One company that has to be located in Queensland for reasons of geography and climate, is the successful exporter of ginger products, Buderim Ginger.

The company has made Queensland its home for practical as well as historical reasons, according to Paul Ritchie.

“The company originated in Queensland due to its geographic needs of weather and soil type, as well as the entrepreneurial spirit of a group of farmers in the town of Buderim in 1941 when the business was created as a farmers’ cooperative.

“The company Buderim Ginger Limited became a publicly listed company in 1988 and now trades on the Australian stock exchange.”

The company has grown dramatically from its relatively small origins and now processes almost half of Australia’s fresh ginger crop every year, the majority of which is grown within 200km of the factory in Yandina.

The popularity of Queensland as a tourism destination has also meant companies such as Buderim Ginger can offer their working facilities as a tourism destination.

As well as processing a wide range of ginger-based products for the domestic and overseas markets, the Yandina facility has been developed as a tourist hot-spot that includes a restaurant and shop.

Another well-known Australian processor that calls Queensland home is Golden Circle. It began operating in 1947 on a 16.5ha site in Brisbane.

It remains an unlisted public company that is owned by 700 Australian farmers that supply more than 180,000 tonnes of fruit and vegetables every year to the factory now located in the North of Brisbane.

Pineapple is the company’s largest raw material, and this is sourced from Queensland’s Sunshine Coast hinterland, Maryborough, Yeppoon and further north.

Most of the company’s vegetable crops are sourced from the Lockyer Valley region south of Brisbane.

Any crops not grown in Queensland are sourced from the southern states for processing.

Paul Ritchie also believes that Australian consumers are demanding more “natural and healthy” products. Processors that have are based in Queensland or have set up facilities there will be well placed to take advantage of the fresh fruit and vegetables that are abundant in the state.

Figures suggest that investment in Queensland’s food and beverage industry is on the increase, whether due to the fact that many of its ports are just a hop, skip and a jump from lucrative export markets, the abundance of raw materials that are being grown across the different climate zones, or the favourable economic climate.

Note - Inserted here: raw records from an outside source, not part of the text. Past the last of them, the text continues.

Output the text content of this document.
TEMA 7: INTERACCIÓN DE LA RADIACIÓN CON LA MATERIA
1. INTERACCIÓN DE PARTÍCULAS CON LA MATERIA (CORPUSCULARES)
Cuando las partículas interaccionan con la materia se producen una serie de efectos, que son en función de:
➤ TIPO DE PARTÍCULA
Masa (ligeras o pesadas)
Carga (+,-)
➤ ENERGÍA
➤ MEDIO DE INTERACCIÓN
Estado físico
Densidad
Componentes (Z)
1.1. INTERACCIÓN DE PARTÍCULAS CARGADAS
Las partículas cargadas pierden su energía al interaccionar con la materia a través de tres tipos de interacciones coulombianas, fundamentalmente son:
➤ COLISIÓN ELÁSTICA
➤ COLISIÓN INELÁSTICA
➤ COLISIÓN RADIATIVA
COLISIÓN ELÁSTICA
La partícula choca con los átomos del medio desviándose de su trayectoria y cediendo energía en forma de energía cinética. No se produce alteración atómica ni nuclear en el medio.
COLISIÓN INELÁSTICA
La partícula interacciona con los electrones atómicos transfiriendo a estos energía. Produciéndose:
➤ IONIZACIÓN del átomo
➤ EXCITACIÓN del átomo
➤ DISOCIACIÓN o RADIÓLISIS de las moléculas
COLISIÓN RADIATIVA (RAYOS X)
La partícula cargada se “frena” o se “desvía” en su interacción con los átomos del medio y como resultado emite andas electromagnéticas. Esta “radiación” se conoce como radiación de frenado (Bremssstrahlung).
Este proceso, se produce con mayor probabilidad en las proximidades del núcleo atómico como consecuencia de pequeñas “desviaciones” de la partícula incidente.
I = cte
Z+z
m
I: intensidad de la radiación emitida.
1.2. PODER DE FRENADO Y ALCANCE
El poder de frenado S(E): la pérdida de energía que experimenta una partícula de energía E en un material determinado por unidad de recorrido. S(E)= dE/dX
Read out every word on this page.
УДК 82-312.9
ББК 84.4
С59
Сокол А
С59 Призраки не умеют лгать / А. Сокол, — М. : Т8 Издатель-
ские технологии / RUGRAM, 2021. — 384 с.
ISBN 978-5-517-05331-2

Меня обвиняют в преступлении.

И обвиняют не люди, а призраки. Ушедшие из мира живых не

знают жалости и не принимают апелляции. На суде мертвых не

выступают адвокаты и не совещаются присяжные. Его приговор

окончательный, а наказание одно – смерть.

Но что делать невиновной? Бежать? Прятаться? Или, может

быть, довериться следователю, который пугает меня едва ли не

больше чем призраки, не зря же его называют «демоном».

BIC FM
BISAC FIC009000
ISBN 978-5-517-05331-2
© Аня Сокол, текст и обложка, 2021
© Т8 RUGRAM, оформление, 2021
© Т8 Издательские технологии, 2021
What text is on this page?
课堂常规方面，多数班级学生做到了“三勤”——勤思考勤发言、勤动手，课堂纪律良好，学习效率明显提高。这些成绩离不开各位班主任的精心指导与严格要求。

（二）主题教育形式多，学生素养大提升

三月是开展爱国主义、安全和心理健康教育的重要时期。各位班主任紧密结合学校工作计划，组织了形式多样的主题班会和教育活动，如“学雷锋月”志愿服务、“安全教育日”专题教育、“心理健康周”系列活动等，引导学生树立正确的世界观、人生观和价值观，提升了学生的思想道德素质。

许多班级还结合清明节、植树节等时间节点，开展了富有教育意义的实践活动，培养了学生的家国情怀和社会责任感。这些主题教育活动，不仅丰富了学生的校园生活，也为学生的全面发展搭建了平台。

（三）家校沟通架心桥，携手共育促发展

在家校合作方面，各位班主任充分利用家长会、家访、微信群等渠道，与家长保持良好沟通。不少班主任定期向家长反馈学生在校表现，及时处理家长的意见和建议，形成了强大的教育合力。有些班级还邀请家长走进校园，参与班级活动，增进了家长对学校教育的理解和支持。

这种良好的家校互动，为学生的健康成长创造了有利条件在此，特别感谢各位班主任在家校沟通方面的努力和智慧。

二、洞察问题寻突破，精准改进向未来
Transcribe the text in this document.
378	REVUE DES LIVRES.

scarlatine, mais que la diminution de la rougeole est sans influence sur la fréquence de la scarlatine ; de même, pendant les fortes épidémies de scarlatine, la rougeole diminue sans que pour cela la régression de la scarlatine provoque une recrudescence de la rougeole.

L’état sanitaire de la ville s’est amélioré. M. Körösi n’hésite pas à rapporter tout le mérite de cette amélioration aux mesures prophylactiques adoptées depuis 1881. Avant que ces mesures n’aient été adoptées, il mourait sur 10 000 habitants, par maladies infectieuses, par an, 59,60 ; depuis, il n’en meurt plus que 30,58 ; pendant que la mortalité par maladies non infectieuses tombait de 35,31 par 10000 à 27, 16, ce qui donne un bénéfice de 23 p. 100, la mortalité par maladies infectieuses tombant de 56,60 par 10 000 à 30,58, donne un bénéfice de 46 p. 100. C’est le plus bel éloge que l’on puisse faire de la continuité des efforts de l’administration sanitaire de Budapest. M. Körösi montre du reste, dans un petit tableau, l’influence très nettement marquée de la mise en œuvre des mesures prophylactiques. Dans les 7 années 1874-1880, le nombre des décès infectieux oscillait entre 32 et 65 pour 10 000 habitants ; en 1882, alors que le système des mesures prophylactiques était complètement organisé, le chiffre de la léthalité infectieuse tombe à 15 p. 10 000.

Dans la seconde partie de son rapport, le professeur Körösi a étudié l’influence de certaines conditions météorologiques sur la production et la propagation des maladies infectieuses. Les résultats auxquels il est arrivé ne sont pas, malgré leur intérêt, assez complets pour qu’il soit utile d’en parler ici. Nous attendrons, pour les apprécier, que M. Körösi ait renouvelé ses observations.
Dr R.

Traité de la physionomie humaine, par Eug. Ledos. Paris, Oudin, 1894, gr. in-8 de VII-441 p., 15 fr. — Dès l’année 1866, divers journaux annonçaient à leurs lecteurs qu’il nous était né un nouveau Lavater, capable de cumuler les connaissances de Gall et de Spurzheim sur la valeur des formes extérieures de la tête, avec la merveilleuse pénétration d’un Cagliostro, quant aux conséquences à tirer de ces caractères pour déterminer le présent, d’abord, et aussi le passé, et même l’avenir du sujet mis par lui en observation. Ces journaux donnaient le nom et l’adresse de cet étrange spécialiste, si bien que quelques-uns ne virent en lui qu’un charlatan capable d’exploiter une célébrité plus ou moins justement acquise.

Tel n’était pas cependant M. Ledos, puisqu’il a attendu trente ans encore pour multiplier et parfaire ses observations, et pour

And many well-known names such as Nestle, Dairy Farmers, Smiths Snackfood, Paradise Food Industries, Australia Meat Holdings, Bundaberg Sugar, Darling Downs and George Weston are already taking advantage of the Sunshine State’s hospitality.

Add to this the growing number of boutique manufacturers also opening up shop to cater for the changing and increasing needs of the population, and the State’s food and beverage manufacturing sector is set to continue to grow.